Friday, April 03, 2009

Inclusion

“This land is your land, this land is my land.”

Make no mistake: ownership is the ultimate form of inclusiveness. By which, I mean we all, collectively, own our world. Arguably, I own the bit I’m in more than any other bit, but that’s finesse to the principle.

What that most definitely does not mean is that we should be able to buy shares or property. Money inevitably separates us from our responsibilities.

As usual, the question is how we get from the present situation where people believe they own next to nothing and are responsible for even less, which is hardly surprising when the economic system considers every community as ripe for investment from half way round the globe, to the communitarian utopia outlined above?

This is mostly a matter of perception. Repeat the mantra: “This land is your land, this land is my land.” We already own it. Having said that, changing people’s perceptions is also the hardest thing to do.

The present situation does present a few opportunities to move things along the road of inclusiveness. Devolution is happening in small but encouraging ways: from the elected bodies for Scotland and Wales to the Local Government and Public Involvement in Health Act 2007 (http://www.opsi.gov.uk/acts/acts2007/ukpga_20070028_en_1). More obviously inclusiveness-related initiatives are happening: encouraging companies, organisations and governing bodies to be open in everything they do and involve those they effect (stakeholders) in planning future activities.

There is a chasm between stakeholder engagement and meaningful community ownership, but small steps add up (as Lao-Tzu kinda said).

Integrity

When I started this blog, it was to counter the idea that a Gandhist solution is impractical because human nature will undermine it. Essentially, I thought that if it came down to whether we are inherently good enough or not then we had better be good enough or we might as well give up and go home.


But what if we can make integrity a must-have element of the way things are organised?
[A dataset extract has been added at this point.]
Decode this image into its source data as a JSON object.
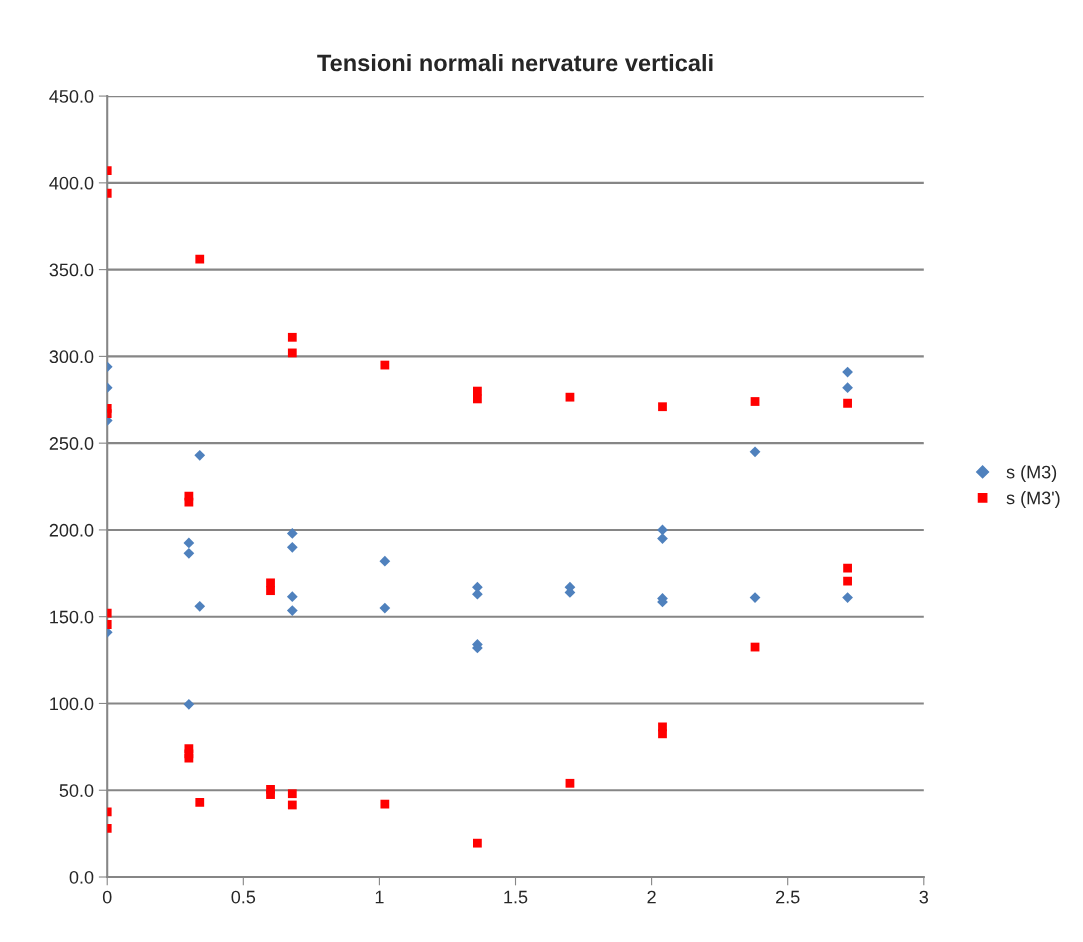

Like sustainable development and stewardship, integrity could become an aspiration or buzzword that becomes embedded in how we do things.

So what does that mean?


Law is the bedrock of a harmonious society, but it alone does not foster gentility. If anything, the cold, hard surface of legislation can cause resentment. Laws are seen as something to be grudgingly accepted, worked around, bent or slyly broken. In other words, law alone does not promote integrity.

People of faith might argue that the shortcomings of rigid structures of statehood can be overcome by a moral outlook, based on religious teaching. And they would have an essential truth in saying so: while laws are often based on moral principles, their operation and adoption often does not. It is soft, moral values that have to be implemented too.


Whether morals require faith or not, or as I would argue, they are a facet of human nature, the challenge is to effectively join two very different materials. To stretch the metaphor of law as bedrock, integrity must lie on top and in the crevices, providing fertile soil.


Already, the line between compulsory laws and voluntary standards is blurred, both where standards become de rigeur and where management systems standards require a commitment to obeying relevant laws. But this doesn’t encourage a mindset that sees personal, organisational, corporate and societal behaviour as interconnected.


Such a mindset is critical to a sustainable community because any disharmony between the levels of and elements of society makes it harder to keep together.


Integrity will be seen as an essential part of how the elements of society operate in the same way that many individuals in desperate need of positive thinking operate. They “fake it to make it”, smiling until smiling becomes second nature and they feel a genuine warmth for others.


Organizations can and should claim integrity as an aspiration until that is exactly how they behave. At that point, no-one is being conned, trust is earned and “light-touch regulation” can become a reality.